Sunday, December 7, 2008

"The Velocity Factor"

In John Mauldin's latest Thoughts from the Frontline newsletter, "The Velocity Factor" (PDF), Mauldin argues that the Federal Reserve "not really expanding the money supply, so far" because the expansionary effects of Federal Reserve actions so far have been offset, to a large extent, by the decrease in the velocity of money as financial innovations that increased velocity (e.g., securitization) are being unwound. Mauldin asks,

How much monetization will be enough to halt deflation and overcome the slowdown in the velocity of money and the rise in personal savings? No one knows. There is no fancy equation or model which can encompass all the factors, or at least not one I know of.

We will also soon see which of the additional deflation-fighting policies that Bernanke outlined in his 2002 "helicopter" speech the Fed will adopt. It is highly likely that we will see more than a few of them.
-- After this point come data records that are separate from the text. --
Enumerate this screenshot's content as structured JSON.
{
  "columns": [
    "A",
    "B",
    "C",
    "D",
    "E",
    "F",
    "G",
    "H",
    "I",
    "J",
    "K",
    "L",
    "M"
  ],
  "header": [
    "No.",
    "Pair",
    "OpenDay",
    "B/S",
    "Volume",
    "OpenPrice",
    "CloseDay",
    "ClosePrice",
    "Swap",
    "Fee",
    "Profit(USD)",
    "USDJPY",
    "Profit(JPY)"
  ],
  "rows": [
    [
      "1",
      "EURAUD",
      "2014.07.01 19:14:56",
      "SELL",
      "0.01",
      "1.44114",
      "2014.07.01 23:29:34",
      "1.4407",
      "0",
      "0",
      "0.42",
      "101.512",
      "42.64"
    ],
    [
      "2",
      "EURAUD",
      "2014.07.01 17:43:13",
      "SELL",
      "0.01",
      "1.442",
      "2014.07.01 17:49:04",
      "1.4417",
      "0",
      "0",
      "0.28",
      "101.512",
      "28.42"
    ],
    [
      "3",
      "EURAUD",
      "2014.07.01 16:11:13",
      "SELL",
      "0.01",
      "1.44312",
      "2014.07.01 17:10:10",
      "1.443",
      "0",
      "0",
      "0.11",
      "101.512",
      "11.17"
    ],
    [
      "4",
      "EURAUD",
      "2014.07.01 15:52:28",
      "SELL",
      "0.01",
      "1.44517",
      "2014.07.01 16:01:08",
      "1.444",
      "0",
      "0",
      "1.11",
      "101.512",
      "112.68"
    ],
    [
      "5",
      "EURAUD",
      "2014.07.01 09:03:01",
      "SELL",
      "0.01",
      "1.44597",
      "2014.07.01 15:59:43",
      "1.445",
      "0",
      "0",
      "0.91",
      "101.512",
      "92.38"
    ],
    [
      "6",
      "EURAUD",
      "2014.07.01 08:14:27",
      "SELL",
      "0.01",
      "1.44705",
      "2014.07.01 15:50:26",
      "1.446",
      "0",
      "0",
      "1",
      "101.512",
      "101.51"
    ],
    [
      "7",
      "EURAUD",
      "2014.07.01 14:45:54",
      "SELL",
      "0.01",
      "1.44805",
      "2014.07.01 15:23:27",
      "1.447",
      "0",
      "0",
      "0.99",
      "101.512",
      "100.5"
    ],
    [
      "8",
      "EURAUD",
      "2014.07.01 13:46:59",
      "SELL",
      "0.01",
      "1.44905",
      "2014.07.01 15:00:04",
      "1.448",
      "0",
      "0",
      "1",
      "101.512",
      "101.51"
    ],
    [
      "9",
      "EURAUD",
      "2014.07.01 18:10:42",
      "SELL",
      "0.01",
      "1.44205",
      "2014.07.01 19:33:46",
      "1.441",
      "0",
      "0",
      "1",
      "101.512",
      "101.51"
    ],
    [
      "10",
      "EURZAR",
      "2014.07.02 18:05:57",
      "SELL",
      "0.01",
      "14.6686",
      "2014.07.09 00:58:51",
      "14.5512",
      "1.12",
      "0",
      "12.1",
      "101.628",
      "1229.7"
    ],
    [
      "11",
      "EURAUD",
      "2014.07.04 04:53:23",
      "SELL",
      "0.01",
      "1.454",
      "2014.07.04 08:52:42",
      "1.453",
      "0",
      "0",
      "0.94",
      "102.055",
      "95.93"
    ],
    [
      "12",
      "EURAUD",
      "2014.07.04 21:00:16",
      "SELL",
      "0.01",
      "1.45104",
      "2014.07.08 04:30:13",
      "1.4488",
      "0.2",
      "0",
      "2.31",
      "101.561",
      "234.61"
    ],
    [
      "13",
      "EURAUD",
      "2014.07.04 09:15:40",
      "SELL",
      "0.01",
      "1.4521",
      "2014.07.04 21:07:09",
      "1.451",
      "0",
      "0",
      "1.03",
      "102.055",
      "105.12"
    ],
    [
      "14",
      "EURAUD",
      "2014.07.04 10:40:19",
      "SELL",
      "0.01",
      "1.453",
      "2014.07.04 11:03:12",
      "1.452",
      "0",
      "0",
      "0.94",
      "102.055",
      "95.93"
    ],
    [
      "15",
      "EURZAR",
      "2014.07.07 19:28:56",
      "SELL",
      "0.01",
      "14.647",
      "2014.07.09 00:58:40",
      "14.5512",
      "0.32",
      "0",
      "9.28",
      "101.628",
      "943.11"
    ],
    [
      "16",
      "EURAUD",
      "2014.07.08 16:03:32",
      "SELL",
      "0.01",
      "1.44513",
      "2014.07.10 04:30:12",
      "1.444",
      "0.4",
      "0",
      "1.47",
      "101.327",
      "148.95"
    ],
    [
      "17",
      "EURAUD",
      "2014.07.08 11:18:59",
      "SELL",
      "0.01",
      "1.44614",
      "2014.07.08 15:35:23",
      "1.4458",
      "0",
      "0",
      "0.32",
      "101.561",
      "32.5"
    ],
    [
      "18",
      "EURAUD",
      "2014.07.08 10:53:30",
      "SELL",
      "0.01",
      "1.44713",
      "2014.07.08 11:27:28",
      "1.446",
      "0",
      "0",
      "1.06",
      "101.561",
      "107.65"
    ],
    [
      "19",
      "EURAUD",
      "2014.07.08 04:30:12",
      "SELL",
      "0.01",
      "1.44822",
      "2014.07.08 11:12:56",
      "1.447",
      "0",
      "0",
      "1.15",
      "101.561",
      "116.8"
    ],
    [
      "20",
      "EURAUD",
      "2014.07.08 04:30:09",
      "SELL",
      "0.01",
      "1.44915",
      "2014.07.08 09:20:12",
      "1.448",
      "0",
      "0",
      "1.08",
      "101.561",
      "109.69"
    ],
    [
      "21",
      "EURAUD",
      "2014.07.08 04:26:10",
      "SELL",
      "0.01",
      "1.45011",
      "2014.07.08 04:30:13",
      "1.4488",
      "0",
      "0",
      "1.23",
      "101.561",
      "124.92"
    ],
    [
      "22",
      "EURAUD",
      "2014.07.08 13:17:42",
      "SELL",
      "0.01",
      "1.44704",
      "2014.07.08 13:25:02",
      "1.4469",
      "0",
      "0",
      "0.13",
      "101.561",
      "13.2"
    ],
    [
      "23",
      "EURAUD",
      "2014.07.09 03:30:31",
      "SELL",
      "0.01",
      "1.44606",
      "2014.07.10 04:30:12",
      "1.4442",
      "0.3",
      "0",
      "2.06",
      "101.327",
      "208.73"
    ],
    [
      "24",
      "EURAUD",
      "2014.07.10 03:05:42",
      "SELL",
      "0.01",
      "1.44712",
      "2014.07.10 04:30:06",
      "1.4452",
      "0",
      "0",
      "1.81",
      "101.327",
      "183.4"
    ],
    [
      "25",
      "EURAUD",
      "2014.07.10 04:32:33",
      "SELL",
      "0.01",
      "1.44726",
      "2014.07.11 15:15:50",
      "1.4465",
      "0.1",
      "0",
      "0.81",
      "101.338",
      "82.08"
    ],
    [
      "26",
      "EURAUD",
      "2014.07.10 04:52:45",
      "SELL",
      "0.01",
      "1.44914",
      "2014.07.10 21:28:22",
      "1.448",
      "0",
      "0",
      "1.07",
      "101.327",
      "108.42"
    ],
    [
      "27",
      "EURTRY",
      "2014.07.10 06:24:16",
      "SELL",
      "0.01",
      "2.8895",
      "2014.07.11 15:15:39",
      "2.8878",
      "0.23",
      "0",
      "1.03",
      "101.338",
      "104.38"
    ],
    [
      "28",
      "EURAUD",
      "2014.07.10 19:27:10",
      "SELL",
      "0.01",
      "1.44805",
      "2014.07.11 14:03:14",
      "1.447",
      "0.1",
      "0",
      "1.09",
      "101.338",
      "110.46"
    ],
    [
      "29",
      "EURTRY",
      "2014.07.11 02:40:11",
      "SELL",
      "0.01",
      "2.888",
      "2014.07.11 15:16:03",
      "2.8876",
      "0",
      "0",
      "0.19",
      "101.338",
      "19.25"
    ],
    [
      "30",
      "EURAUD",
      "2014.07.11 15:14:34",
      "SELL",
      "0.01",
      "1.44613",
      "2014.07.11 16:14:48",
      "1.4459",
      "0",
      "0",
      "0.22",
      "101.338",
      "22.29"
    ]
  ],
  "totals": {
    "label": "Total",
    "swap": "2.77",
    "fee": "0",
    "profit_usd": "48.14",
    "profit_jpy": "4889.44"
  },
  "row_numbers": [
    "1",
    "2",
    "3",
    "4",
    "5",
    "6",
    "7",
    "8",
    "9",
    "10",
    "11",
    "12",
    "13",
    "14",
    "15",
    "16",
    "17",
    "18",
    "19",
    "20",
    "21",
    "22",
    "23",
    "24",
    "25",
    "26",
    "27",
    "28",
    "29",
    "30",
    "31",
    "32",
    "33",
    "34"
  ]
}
It is quite possible that we will see the Fed start to set rates on longer-term bills and even bonds in an effort to pull down longer-term rates for corporations and individuals.

We will explore all the deflation-fighting options and what the results might be in future letters, but remember that there will come a time when the Fed will have to "take back" some of the liquidity they are going to provide. That means we could be in for a multi-year period of slow growth after we pull out of this recession. And this recession could easily last through 2009.